Sebastian Vettel boccia lo Shield

Sebastian Vettel (©Getty Images)

Non hanno brillato o forse si sono nascoste le due Ferrari nella prima giornata a Silverstone. Incapaci di insidiare le Mercedes, stabili in prima e seconda piazza hanno probabilmente cercato di affinare i dettagli, piuttosto che concentrarsi sulla prestazione. In particolare si sono dedicati a svezzare il nuovo propulsore, il terzo, che presenta alcune evoluzioni importanti come il mini iniettore a doppia ancora della Magneti Marelli.

“E’ stato un lungo venerdì e come al solito abbiamo preferito non premere troppo sulla performance. Tra l’altro avendo una PU fresca non abbiamo voluto rischiare essendo ancora acerba di chilometri”. Ha raccontato Sebastian Vettel, 6° e 4°. Quindi a proposito dello Shield, lo scudo protettivo testato nella sessione del mattino ha detto: “Ho fatto solo il giro d’installazione, ma non mi è piaciuto soprattutto per la limitata visibilità anteriore. L’immagine era parecchio distorta e anche un po’ appannata. Non solo. Ho notato che la struttura generava dell’aria dietro al casco che mi spingeva in avanti”.

Passando poi all’analisi dei due turni, il quattro volte iridato ha riferito: “Dobbiamo rivedere alcune cose, perché siamo stati abbastanza discontinui. All’inizio il feeling con la SF70-H non era un granché buono, poi però man mano è migliorato. Nello specifico dovremo capire come trovare un buon bilanciamento. Per il momento è troppo scivolosa”. Infine sull’apparente dominio di Stoccarda nelle Midlands ha concluso: “E’ sempre andata bene, dunque non sono sorpreso”.

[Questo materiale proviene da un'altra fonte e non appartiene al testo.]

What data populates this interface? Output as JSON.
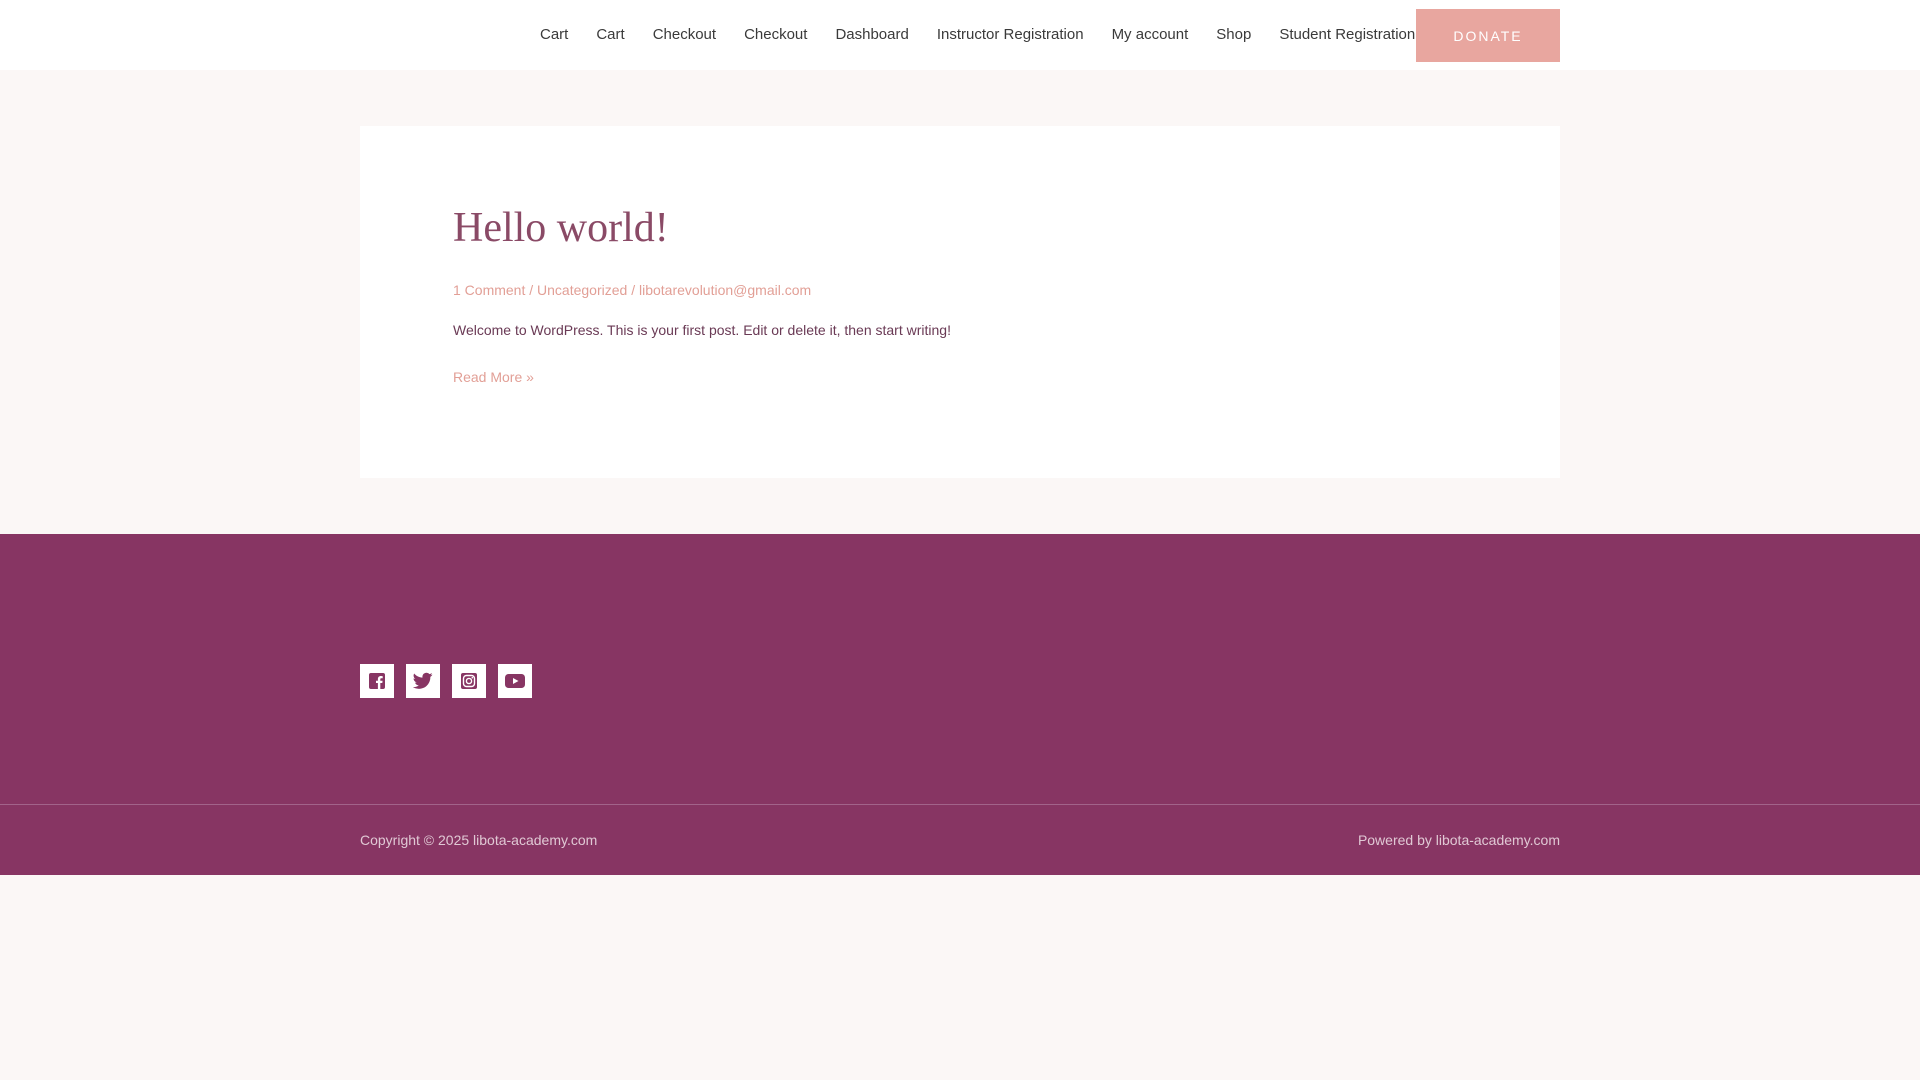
{
  "header": {
    "nav": [
      "Cart",
      "Cart",
      "Checkout",
      "Checkout",
      "Dashboard",
      "Instructor Registration",
      "My account",
      "Shop",
      "Student Registration"
    ],
    "donate_label": "DONATE"
  },
  "post": {
    "title": "Hello world!",
    "meta": {
      "comments": "1 Comment",
      "sep1": " / ",
      "category": "Uncategorized",
      "sep2": " / ",
      "author": "libotarevolution@gmail.com"
    },
    "excerpt": "Welcome to WordPress. This is your first post. Edit or delete it, then start writing!",
    "read_more": "Read More »"
  },
  "footer": {
    "social": [
      {
        "icon": "facebook-icon"
      },
      {
        "icon": "twitter-icon"
      },
      {
        "icon": "instagram-icon"
      },
      {
        "icon": "youtube-icon"
      }
    ],
    "copyright": "Copyright © 2025 libota-academy.com",
    "powered": "Powered by libota-academy.com"
  },
  "colors": {
    "accent": "#e8a69f",
    "footer_bg": "#873563",
    "title": "#8a4a66",
    "page_bg": "#fbf7f6"
  }
}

Più laconico il commento di Kimi Raikkonen, 3° e 5°. “Nel complesso siamo andati discretamente sia al mattino, sia al pomeriggio. Tuttavia sotto alcuni aspetti si poteva fare di più. Direi comunque che non è successo niente di che, anche l’errore nelle libere 2 è stato di poco conto essendomi soltanto girato. Domani però sarà diverso. Lì vedremo se abbiamo lavorato meglio dei nostri diretti avversari. Chance di prima fila? Difficile affermarlo ora. Ad ogni modo anche se le Frecce d’Argento si sono mostrate particolarmente competitive, le qualifiche sono un altro cosa”. Per chiudere, interrogato sulla power unit provata, Iceman ha risposto: “Si è comportata allo stesso modo di qualsiasi unità nuova”.